Researchers spot malware in encrypted traffic

Cisco researchers have managed to spot malware in encrypted traffic, making a new development in the fight against malware.

No need to decrypt data to spot viruses
No need to decrypt data to spot viruses

A group of Cisco researchers have managed to sport malicious traffic in encrypted traffic without any need to decrypt data. The discovery could pave the way for products that can secure networks while maintaining privacy.

According to a paper published on Arxiv, malware within encrypted streams gives out enough clues to allow researchers to spot them.

Traffic encrypted using TLS, is increasingly used by criminals to circumvent security products.

“The use of TLS by malware poses new challenges to network threat detection because traditional pattern-matching techniques can no longer be applied to its messages,” Blake Anderson, Subharthi Paul, and David McGrew said in their research paper.

With unencrypted data, it is simple enough to find malware, but it is much more difficult with encrypted data. The study looked at 18 malware families composed of thousands of unique malware samples and tens-of-thousands of malicious TLS flows.

The researchers found that malware traffic is comparatively different from enterprise traffic in encrypted streams.

“While TLS obscures the plaintext, it also introduces a complex set of observable parameters that allow many inferences to be made about both the client and the server,” said the researchers.

The researchers used machine learning techniques to filter encrypted traffic and tag traffic streams with particular malware families. Among the features looked into by researchers were flow metadata, sequence of packet length and time, byte distribution and unencrypted TLS header information. Malware that was investigated includes Bergat, Deshacop, Dridex, Dynamer, Kazy, Parite, Razy,Sality, Skeeyah, Yakes, Zbot and Zusy.

But the researchers acknowledged that malware could overcome this detection if it changes.

“Importantly, we identify and accommodate the bias introduced by the use of a malware sandbox.
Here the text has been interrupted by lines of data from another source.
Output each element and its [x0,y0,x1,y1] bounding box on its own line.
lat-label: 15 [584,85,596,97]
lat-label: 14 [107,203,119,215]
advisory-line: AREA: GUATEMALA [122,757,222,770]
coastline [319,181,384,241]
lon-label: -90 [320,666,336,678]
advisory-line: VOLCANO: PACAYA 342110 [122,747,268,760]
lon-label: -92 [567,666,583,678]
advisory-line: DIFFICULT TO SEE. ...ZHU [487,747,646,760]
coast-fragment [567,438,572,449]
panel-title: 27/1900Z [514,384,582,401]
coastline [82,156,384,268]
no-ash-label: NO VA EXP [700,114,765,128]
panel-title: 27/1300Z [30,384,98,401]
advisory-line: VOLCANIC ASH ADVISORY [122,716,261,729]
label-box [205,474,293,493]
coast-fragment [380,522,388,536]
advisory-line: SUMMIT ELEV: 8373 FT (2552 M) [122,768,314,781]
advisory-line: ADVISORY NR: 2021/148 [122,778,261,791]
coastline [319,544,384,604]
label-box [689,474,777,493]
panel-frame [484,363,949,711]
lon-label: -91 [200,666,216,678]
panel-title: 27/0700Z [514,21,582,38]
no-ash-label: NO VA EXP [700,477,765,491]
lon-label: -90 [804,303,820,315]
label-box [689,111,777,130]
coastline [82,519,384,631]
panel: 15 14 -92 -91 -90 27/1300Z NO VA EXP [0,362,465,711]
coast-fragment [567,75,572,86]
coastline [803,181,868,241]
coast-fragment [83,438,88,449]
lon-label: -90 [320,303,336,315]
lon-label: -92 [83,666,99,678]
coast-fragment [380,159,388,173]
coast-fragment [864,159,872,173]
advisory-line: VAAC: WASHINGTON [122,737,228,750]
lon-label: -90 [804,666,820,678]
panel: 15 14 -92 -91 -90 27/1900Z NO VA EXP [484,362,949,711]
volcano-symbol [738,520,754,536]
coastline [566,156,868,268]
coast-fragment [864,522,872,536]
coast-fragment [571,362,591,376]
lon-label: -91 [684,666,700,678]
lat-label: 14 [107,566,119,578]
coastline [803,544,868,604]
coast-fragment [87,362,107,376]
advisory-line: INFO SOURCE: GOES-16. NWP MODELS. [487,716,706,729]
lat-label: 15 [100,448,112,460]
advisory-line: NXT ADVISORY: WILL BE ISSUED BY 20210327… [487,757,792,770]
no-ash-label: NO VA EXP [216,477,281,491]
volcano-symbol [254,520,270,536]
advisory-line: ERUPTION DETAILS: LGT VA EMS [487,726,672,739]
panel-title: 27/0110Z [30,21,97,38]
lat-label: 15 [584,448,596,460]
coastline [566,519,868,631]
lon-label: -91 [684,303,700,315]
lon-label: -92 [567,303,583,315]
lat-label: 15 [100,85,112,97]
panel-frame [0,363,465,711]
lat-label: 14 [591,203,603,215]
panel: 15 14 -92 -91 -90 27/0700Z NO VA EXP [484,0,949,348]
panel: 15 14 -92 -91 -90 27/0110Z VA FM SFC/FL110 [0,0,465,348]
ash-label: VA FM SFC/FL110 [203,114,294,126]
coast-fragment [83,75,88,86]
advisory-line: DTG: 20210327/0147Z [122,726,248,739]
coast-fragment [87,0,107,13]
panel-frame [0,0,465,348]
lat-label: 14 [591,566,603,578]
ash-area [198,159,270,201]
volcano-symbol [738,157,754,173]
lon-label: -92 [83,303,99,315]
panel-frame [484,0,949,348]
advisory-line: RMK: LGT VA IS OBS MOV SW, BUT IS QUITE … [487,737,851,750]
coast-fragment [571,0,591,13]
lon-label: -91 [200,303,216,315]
The performance of a malware classifier is correlated with a malware family's use of TLS, i.e., malware families that actively evolve their use of cryptography are more difficult to classify,” the researchers said.

The researchers said that with machine learning they managed to get an accuracy of “90.3 per cent for the family attribution problem when restricted to a single, encrypted flow, and an accuracy of 93.2 per cent when we make use of all encrypted flows within a five-minute window.”

Matt Hampton, chief technology officer at Imerja, told SCMagazineUK.com that for antivirus products to use this kind of technique would require the sandbox within which they test the executable malware to be capable of analysis of the SSL, rather than simply identifying the connectivity. 

“The research is aimed more at network based anti-virus looking for compromised systems, such as Check Points Anti-Bot, identifying the traffic as it comes in. It doesn't definitively identify the infection, but does provide additional indicators for the decision to be made whether the traffic is ‘malicious',” he said.

He added that he expected this technology will be deployed within the next six months, “hopefully sooner, as it's relatively simple to add to existing security products.”

Craig Parkin, associate partner at Citihub Consulting, told SC that the key feature in the technology is machine learning and AI. He said it was “featuring more and more in security products and vendor tools.”

“We'll almost certainly see it in Cisco's offering as they sponsored the research,” he said.

Parkin warned that it wouldn't be long before cyber-criminals managed to overcome this sort of detection: “The products work by spotting predictable patterns. If cyber criminals make traffic less predictable, it becomes harder or impossible to spot again.”